2023 # Christian Marclay

Christian Marclay

L’art du détournement

du 16 nov. 2022 – 27 févr. 2023 au Centre George Pompidou

Pour la première fois depuis 2007, l’œuvre de Christian Marclay est largement présentée dans une exposition à Paris. Pensée sans suivre un parcours chronologique, mais selon un réseau d’affinités et d’échos déployant la logique de l’artiste multimédia, l’exposition mêle déjà-là, détournements et métamorphoses.

Le Centre Pompidou consacre jusqu’au 27 février une vaste exposition à l’artiste multimédia Christian Marclay, un génial jongleur de sons et d’images. Un panorama qui permet d’embrasser toute l’étendue de l’œuvre au carrefour du sonore et du visuel de cet artiste américano-suisse adepte du détournement. Depuis quarante ans, l’artiste multimedia Christian Marclay, musicien, plasticien et performer, ne cesse d’explorer avec malice le son, l’image, et leurs multiples connexions. Placé au départ sous le signe de l’esthétique punk et baignant dans le milieu musical expérimental, sous ascendance Duchamp/Warhol/John Cage, sont travail s’est d’abord focalisé sur l’univers sonore et en particulier sur le disque vinyle et sa pochette, qu’il a malaxés dans tous les sens et envisagés sous tous les angles. Il est devenu par ailleurs l’un des tout premiers « platinistes » (ou turntablists en anglais, qui ont fait des platines un instrument de musique à part entière) au début des années 80, lors de performances.

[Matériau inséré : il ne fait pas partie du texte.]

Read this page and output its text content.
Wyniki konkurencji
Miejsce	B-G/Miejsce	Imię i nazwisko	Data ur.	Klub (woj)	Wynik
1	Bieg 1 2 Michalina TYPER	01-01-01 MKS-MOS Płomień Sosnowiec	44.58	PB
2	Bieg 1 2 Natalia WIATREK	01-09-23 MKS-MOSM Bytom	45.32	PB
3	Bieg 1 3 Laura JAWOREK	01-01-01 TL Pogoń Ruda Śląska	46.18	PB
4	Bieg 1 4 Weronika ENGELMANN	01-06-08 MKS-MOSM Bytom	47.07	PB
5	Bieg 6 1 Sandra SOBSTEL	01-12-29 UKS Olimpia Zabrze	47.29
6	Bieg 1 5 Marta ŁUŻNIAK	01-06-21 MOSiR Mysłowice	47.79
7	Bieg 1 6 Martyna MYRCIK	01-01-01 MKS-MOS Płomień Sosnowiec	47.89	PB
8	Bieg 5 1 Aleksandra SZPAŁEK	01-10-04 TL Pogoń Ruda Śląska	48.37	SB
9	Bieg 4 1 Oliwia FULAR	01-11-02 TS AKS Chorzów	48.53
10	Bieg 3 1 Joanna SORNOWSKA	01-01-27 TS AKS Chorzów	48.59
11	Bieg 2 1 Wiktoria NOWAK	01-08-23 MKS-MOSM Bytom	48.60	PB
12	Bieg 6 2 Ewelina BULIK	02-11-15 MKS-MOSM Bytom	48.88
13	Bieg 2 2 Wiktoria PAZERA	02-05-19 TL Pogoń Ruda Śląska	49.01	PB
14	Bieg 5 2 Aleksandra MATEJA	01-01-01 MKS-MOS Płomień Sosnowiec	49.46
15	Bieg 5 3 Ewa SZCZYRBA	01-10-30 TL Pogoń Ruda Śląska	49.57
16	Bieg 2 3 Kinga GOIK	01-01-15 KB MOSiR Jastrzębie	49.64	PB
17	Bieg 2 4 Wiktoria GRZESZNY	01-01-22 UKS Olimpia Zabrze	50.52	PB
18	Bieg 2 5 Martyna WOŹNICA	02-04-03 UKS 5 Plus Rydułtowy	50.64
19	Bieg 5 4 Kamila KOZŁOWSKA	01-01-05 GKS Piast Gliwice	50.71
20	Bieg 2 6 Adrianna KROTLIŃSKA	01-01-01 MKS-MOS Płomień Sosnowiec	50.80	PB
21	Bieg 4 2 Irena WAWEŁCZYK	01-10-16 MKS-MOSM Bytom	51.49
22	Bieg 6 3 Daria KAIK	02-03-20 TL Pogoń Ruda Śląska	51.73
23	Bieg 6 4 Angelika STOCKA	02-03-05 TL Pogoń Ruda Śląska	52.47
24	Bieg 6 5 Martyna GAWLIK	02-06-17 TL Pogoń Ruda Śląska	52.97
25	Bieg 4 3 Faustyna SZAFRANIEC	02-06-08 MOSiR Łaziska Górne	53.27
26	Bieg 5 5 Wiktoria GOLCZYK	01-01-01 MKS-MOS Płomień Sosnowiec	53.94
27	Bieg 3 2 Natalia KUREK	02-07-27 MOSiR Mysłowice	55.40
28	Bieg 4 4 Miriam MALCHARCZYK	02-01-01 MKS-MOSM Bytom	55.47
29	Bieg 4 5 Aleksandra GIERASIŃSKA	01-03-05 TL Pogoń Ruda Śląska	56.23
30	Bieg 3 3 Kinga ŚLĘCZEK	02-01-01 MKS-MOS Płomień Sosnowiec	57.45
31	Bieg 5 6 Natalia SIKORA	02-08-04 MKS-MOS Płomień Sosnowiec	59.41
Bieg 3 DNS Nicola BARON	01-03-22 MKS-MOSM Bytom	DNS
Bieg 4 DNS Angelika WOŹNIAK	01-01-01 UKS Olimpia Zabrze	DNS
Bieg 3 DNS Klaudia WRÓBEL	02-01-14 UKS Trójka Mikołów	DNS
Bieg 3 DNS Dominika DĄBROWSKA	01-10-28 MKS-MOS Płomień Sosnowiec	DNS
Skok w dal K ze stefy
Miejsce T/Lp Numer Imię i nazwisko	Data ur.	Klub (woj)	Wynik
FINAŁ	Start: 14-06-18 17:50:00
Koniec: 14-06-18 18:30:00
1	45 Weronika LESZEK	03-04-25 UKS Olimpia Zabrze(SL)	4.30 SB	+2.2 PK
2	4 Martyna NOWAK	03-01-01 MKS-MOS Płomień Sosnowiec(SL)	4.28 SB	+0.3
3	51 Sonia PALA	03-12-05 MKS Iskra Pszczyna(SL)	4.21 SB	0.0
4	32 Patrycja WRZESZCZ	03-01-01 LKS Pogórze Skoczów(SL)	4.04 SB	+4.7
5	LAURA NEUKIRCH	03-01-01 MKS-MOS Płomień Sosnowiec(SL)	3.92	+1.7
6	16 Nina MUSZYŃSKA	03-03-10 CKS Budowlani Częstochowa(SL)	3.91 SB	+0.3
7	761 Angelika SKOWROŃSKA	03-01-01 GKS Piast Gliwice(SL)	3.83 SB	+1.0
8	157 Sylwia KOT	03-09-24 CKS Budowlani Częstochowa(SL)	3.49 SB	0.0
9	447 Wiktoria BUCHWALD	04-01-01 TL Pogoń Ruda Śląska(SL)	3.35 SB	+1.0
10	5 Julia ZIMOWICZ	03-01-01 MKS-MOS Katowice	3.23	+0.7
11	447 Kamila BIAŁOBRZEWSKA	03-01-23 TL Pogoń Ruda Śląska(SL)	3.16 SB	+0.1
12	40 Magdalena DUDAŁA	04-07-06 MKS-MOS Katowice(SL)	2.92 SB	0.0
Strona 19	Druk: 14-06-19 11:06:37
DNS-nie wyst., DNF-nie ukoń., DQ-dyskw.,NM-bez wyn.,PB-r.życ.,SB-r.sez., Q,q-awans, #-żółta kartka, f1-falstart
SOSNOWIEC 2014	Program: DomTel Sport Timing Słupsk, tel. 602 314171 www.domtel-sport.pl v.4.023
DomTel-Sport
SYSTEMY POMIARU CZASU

Adepte du collage, du montage, de la fragmentation, de la reproduction et du détournement de l’existant, qu’il pratique en virtuose, cet artiste américano-suisse né en Californie en 1955 est un touche à tout qui ne s’interdit rien, y compris la provocation et l’humour. Mordu de cinéma tout autant que de sons, il a axé davantage au fil du temps ses recherches sur les arts visuels : photographie, vidéos, peintures, cyanotypes, lithographies.

Le disque vinyle

Au début des années 80, après avoir fait les Beaux-Arts de Genève puis le Massachusetts College of Art de Boston et avoir découvert le mouvement d’avant-garde Fluxus, le disque vinyle devient pour un temps un support essentiel du travail de Christian Marclay. Pour ses performances, il coupe, assemble et colle des morceaux de disques vinyles achetés pour quelques centimes, de sorte qu’ils puissent encore être joués, livrant d’étranges sculptures sonores. On en voit des dizaines dans la première salle de l’exposition sous le nom de Recycled Records. L’artiste arbore bientôt, pendue à son cou, une platine vinyle qu’il rebaptise Phonoguitar puisqu’il en joue comme d’un instrument à part entière lors de ses performances, notamment en hommage à Jimi Hendrix.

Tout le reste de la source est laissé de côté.